Maria: Ich war bei euch in Jerusalem. Am dritten Tag nach dem Schrecklichen. Jesus war tot. Der liebste Mensch, den ich hatte. Ich bin zu dem Grab gegangen mit einer Flasche Öl. Ich wollte ihn einreiben. Wenigstens seinem toten Körper etwas Gutes tun. Als der Feiertag endlich vorbei war.
Rufus: Vorher war Sabbat. Da durftet ihr keine Arbeit tun.
Maria: Ich habe mir Gedanken gemacht, wie ich den großen Stein vor dem Grab wegbewegen kann. Aber der Stein war nicht mehr da.
Rufus: Wie das?
Maria: Er war weg! Ich dachte, jetzt haben sie Jesus weggenommen. Seine Feinde haben den Körper von Jesus gestohlen.
Rufus: Gestohlen? Warum sollten sie?
Maria: Ich dachte, sie wollten, dass wir ihn gar nicht mehr sehen, nicht mal seinen Leichnam. Damit wir noch trauriger sind.
Rufus: Das klingt ziemlich verrückt. So viel Aufwand wegen eines einfachen Wanderpredigers!
Maria: Für uns war er nicht bloß ein Prediger. Er war – er ist unser bester Freund.
Ich habe den anderen Bescheid gesagt, Simon und Johannes. Sie sind gekommen und ins Grab hineingegangen.
Rufus (schüttelt sich): Und?
Maria: Da waren nur die Tücher, in die sein Körper eingewickelt war. Die Freunde sind wieder weggegangen. Ich bin geblieben. Ich wusste nicht, wohin. Ich weinte und weinte,
Rufus (ungeduldig): Ja, ja. Und weiter?
Maria: Schließlich habe ich vorsichtig ins Grab geschaut. Zuerst dachte ich, ich träume. Drinnen war es hell. Wo der Kopf von Jesus gelegen haben musste, saß ein Mann mit weißem Gewand. Da, wo die Füße gewesen waren, ein anderer. Sein Kleid leuchtete ebenso weiß.
Rufus: Gespenster!
Maria: Nein Engel. Boten von Gott. Frau, was weinst du, fragen sie mich. Ich sage: Sie haben meinen Herrn weggenommen und ich weiß nicht, wo sie ihn hingelegt haben.
Rufus (zu sich selbst): Sie hat ihn wirklich gern gehabt.
Maria: Ich sehe mich draußen um. Vielleicht ist irgendwo im Friedhofsgarten eine Spur von ihm.

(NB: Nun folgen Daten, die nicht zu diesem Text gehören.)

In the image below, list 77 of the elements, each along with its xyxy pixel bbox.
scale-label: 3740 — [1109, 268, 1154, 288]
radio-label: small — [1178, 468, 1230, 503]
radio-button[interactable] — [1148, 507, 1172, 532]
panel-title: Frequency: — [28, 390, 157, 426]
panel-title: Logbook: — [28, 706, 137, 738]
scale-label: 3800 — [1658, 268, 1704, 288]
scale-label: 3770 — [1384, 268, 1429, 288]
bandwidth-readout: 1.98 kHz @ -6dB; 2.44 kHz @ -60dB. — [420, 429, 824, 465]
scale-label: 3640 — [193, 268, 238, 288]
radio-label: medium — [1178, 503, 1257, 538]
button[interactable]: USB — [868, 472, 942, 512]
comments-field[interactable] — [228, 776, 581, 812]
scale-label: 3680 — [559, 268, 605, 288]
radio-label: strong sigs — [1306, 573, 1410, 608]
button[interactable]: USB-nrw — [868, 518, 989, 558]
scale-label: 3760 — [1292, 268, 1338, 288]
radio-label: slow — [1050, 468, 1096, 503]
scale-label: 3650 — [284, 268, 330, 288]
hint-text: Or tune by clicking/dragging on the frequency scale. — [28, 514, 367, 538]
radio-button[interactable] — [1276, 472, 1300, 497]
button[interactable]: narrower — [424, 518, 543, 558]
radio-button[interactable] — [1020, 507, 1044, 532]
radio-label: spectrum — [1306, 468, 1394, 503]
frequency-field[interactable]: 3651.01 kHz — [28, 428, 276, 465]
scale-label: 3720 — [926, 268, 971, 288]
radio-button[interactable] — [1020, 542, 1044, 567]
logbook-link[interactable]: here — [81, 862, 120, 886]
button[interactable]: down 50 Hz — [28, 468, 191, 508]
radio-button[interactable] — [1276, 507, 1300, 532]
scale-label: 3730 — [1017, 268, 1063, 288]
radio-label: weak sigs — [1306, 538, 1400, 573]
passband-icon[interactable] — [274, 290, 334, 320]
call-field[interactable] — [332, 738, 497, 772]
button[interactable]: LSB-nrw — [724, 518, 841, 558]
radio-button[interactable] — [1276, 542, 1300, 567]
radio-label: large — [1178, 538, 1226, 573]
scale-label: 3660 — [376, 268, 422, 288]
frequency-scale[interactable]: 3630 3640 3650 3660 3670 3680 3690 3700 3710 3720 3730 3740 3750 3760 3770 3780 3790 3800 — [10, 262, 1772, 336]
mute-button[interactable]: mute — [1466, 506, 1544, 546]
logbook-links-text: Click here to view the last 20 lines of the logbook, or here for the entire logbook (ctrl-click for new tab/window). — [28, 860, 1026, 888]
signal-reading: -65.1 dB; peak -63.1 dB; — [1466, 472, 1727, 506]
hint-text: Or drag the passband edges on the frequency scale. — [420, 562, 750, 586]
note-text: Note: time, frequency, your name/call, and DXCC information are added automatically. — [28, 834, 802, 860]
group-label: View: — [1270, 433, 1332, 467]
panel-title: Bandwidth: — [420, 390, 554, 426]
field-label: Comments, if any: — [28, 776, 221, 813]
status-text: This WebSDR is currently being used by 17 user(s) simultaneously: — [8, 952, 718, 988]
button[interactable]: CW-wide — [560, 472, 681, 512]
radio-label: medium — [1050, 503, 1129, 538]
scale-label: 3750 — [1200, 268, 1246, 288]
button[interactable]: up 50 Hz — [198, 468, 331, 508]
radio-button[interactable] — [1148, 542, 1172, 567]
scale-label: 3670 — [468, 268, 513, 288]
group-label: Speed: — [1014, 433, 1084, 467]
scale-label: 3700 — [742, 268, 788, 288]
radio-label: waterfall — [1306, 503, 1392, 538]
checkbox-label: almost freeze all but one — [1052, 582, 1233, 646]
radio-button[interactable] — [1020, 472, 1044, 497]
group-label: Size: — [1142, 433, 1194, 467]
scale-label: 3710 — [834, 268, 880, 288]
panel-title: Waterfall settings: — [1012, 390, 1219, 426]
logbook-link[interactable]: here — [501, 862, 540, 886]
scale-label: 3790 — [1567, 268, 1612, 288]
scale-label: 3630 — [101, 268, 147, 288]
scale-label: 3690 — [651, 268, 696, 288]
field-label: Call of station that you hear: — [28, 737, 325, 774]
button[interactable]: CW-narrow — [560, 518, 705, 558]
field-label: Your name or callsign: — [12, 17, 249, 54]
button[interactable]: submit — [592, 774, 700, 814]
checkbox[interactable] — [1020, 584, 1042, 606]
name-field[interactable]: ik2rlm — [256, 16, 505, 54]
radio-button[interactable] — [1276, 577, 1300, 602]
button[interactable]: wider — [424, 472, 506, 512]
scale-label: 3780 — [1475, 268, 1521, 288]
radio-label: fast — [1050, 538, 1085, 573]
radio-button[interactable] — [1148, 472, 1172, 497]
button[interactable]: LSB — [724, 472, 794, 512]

Da steht plötzlich ein Mann vor mir und spricht mich an. Frau, was weinst du, wen suchst du?
Rufus: Vielleicht einer vom Friedhof.
Maria: Der Gärtner, denke ich. Herr, sage ich im Vorbeigehen, wenn du ihn weggenommen hast, dann zeig mir doch, wo er ist. Ich will ihn mit duftendem Öl einreiben. – Ich gehe Richtung Ausgang, der Mann hinter mir her. Maria, ruft er.
Rufus: Er kannte dich?
Maria: Ich bleibe wie angewurzelt stehen. Unter tausenden würde ich diese Stimme heraushören. Es ist Jesus! So oft hat er meinen Namen genannt. Hat mich getröstet, mir Mut gemacht, mit mir gelacht. Ich drehe mich um und sehe ihn an. Er sieht anders aus, aber er ist es. Rabbuni, rufe ich. Meister! Ich will auf ihn zustürmen, ihn umarmen, seine Hände berühren …
Rufus (seufzt): Schön.Ende gut, alles gut.
Maria: Du hast ja keine Ahnung. Rühr mich nicht an, sagt er. Ich bin noch nicht zum Vater hinaufgegangen. Du, geh zu meinen Brüdern und sage ihnen, dass ich zu meinem Vater gehe, der auch euer Vater ist, und zu meinem Gott, der auch euer Gott ist.
Rufus: Das klingt wie ein Rätsel.
Maria: Ich habe überhaupt nichts verstanden außer: Jesus ist am Leben! Er hat den Tod besiegt, wie er gesagt hat. Er geht zu Gott im Himmel.
Rufus: Also war er erst da und dann wieder weg?
Maria: Er ist noch da. Auch wenn wir ihn nicht mehr sehen. Ich habe es den anderen erzählt. Alles, was er gesagt hat. Die Trauer war wie weggeblasen. Wir wussten: Jesus lebt. Er kennt uns. Er nennt uns beim Namen. So ist es immer noch.